Sunday, March 18, 2012

Who's the Man...tel? (Part 2)

I know that the suspense has been killing everyone so here is part two of our mantel saga (“saga” might be a stretch but it’s a fun word to say).  With the mantel all assembled, it was time to mount it.  I didn’t want to have any visible brackets so it took a little creativity to hang this baby.  I started out by using my hammer drill to drill a few holes through the limestone ledge.  If you’ve never used a hammer drill, they are basically a cross between a jack hammer and a standard drill.  They are great for drilling through harder materials like stone or concrete because the hammer action helps to drive the bit in.  

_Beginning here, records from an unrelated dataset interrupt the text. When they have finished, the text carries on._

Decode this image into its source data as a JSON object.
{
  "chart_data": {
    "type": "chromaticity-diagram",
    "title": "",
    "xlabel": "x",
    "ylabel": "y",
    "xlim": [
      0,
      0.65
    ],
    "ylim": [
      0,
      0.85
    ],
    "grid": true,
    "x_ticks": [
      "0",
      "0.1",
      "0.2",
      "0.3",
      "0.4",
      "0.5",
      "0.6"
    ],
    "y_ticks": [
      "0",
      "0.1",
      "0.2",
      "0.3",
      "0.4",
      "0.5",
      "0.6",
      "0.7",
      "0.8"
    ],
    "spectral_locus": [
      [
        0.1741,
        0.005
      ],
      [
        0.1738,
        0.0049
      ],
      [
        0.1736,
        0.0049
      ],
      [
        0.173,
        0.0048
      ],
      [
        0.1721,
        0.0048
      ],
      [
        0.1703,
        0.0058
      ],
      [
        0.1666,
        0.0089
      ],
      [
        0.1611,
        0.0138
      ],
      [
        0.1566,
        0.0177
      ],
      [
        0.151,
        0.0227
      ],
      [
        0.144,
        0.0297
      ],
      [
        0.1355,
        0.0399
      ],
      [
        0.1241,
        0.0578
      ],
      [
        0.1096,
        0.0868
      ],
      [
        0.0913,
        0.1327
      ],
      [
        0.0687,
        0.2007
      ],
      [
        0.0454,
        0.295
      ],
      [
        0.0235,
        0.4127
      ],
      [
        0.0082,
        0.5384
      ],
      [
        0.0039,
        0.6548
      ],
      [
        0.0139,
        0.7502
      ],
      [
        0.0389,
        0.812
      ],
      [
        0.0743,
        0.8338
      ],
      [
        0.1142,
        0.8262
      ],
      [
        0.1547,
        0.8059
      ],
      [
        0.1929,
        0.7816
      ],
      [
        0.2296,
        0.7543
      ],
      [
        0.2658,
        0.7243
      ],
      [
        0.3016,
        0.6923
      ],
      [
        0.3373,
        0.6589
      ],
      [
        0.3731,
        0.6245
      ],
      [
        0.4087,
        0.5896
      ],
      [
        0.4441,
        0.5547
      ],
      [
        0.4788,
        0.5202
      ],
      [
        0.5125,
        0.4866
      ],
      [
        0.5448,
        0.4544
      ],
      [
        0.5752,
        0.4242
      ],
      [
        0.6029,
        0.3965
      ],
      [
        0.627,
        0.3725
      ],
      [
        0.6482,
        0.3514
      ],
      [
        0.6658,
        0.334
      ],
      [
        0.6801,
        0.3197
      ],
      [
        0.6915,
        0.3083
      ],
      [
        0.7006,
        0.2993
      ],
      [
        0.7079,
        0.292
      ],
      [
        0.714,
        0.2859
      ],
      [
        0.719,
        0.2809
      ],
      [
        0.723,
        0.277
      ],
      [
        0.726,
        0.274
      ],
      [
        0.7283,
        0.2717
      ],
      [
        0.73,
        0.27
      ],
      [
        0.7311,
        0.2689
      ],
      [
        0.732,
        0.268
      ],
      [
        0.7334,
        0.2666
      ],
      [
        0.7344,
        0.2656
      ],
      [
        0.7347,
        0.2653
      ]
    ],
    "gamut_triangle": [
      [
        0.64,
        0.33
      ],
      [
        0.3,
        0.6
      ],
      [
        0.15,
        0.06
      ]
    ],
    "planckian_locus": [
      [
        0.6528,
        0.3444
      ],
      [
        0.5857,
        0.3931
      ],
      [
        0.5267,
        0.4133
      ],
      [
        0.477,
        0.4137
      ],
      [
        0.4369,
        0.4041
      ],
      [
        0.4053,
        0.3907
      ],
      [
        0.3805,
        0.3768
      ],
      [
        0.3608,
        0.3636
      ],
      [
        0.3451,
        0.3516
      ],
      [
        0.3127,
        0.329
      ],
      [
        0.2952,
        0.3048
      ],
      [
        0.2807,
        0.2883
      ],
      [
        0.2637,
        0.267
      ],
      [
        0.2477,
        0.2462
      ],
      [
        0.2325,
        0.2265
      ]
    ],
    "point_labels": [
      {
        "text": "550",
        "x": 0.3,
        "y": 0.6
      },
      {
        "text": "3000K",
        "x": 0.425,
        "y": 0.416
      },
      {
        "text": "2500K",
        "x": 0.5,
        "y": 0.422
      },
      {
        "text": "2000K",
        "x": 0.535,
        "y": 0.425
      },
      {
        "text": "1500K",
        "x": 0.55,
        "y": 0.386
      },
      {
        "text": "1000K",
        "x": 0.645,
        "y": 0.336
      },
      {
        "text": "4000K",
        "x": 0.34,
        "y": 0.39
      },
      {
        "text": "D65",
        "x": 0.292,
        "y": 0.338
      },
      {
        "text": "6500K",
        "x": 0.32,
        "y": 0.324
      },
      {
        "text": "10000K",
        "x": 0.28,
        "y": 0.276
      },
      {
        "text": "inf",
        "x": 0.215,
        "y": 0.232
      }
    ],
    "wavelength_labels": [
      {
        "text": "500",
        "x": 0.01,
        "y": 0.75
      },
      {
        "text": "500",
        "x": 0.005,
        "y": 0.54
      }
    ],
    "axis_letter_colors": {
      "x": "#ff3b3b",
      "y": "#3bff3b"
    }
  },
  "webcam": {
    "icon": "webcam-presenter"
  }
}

Next, I used the holes that I drilled to attach a 2”x 4” to the ledge using  a few lag bolts. 




I was then able to set the mantel on top of the 2”x 4” and attach it with some 2 inch wood screws.  I made sure to countersink the holes so I could hide the screws with wood filler.  To minimize any strain on the top piece, I also used some L-brackets to secure the mantel on the bottom side.  


Next up was the staining.  We started out by putting up painters tape to keep the stain off the wall.  Ideally we would have stained the piece before we hung the mantel but the screw holes complicated things.  Wood filler is designed to be stained / painted so it made sense to fill the holes before the stain was applied; ergo the mantel needed to be hung before it was stained.    


One area that my grandpa and I disagree is staining.  He thinks that dark stains take away from the character of the wood, but to me, dark stains make the wood look even better.  Deanne and I like to use Minwax’s Special Walnut Oil-Based Stain.  It is on the darker side but still allows the grain to show through.  We applied it with a brush in nice even strokes, let it sit for a few minutes and then wiped off all of the excess stain.  Once the stain was dry, I sanded it with 220-grit sandpaper and we wiped the dust off with a rag dipped in mineral spirits.






Next up was the polyurethane.  Since we used an oil-based stain we needed to use an oil based poly.  I’m not a big fan of high gloss finishes so I always use Minwax’s matte finish.  Being the bargain shopper that I am, I snagged a dented can of it in the bargain-bin at Home Depot for $5.  










When using poly, you always stir the can.  Shaking will create air bubbles which will appear when the finish dries.  You also want to use a natural bristle brush and use long even brush strokes.  Once the first coat dries; sand lightly with 220-grit sandpaper and wipe up the dust with a rag dipped in mineral spirits.  For the final coat (I only did 2 coats), I "wet sanded" using 600-grit sandpaper covered in lemon seed oil.  This method is described on the Minwax website.  




With the mantel all finished, it didn't take Deanne long to start decorating.  We still need to re-tile the hearth and paint the inside of the fireplace but we are really happy with how the mantel turned out!